Frings then curled a free-kick into the box, but Casillas punched well clearing any danger. The Real Madrid keeper was assured at any high ball, clearing any set-piece or cross with ease, showing why he is rated the best in the world. Xavi released Torres once more, who knocked the ball past Mertesacker, but over hit his touch, allowing Lehmann to gather in what was becoming a typical move for the Spanish. They continued their dominance as Xabi Alonso made a first time volleyed pass to his club team-mate Torres from a lofted ball but the striker couldn’t reach. Low brought on Gomez for Klose in his final throw of the dice but the Stuttgart attacker barely had a touch of the ball. Santi Cazorla of Villarreal crossed to the far post where Guiza stood. The 27-goal Mallorca man headed back across to Marcos Senna, who was inches away from connecting and making it 2-0. Xavi was involved in a late move, but rather than shoot the last man elected to play in Xabi Alonso, who couldn’t reach the ball. The four minutes of stoppage time ended as Roberto Rosetti blew for the final whistle in a score-line that didn’t reflect the Spanish dominance. Iker Casillas held aloft the Henri Delauney trophy as the fireworks began and the champagne rolled.

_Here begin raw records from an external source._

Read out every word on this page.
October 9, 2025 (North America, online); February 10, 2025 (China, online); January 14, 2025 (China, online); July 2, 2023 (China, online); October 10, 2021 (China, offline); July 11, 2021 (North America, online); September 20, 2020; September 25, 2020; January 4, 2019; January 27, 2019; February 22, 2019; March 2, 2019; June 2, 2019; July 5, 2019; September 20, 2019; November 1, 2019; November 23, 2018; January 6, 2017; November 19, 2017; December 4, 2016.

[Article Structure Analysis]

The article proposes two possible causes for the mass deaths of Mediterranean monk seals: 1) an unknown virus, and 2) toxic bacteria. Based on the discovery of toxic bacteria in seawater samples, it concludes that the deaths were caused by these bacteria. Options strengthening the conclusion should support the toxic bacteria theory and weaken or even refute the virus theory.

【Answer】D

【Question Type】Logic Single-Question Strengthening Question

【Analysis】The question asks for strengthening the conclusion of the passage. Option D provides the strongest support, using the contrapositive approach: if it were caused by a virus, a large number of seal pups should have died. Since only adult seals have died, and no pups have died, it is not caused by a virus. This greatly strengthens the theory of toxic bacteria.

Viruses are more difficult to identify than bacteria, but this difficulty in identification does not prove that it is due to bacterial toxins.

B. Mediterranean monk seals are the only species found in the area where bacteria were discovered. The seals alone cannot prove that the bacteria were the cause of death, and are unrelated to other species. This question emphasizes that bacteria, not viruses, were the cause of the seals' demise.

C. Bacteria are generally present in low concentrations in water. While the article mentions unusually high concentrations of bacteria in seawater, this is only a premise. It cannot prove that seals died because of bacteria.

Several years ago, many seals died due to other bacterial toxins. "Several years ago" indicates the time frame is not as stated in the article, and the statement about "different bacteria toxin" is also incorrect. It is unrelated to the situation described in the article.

It was fitting that a side that adopted an attacking philosophy came out victorious in a tournament that promoted attacking football that was aesthetically pleasing. The goals to games ratio increased from 2.30 in the 2006 World Cup to 2.53 in Euro 2008 showing a clear indication of the forward-minded mature of the majority of the 16 sides that began the tournament on June 7th. The organisation by the host nations Austria and Switzerland was exceptional and only added to the viewing experience of the tournament.
They last won this tournament 44 years ago, but that elusive World Cup still awaits their talents. We should offer commiserations to Michael Ballack, after an agonizing season, in which he lost three trophies, similar to the 2001/02 season, in which his side was beaten on three fronts, while Germany lost against Brazil in the final. An exceptional player, if not one of the most unlucky.
Aragones celebrates his 70th birthday with this deserved triumph, having been heavily criticised for his decisions throughout his four year reign, such as dropping Real Madrid talisman Raul, but now he is likely to be afforded the freedom of the country after ending so many years of hurt and under-achievement. Finally, our own Cesc, ending his club season on a low, should be very optimistic and on a mental high note come the new season. The Arsenal maestro gave an eloquent interview to the BBC revealing his joy and acknowledgement to their success and its place in Spanish history. In two years time, one is likely to bet the media will compare England’s hopes in South Africa to Spain in 2008, with it being 44 years in 2010 since the 1966 triumph.
A final word goes out to John Motson, who bowed out from live commentary on the BBC, after a long and illustrious career beginning in modest radio roots and ending on the biggest stage. But it was Spain’s day and Spain’s summer. Sport is by no means short in summer 2008, with the Olympics soon to begin and Wimbledon underway.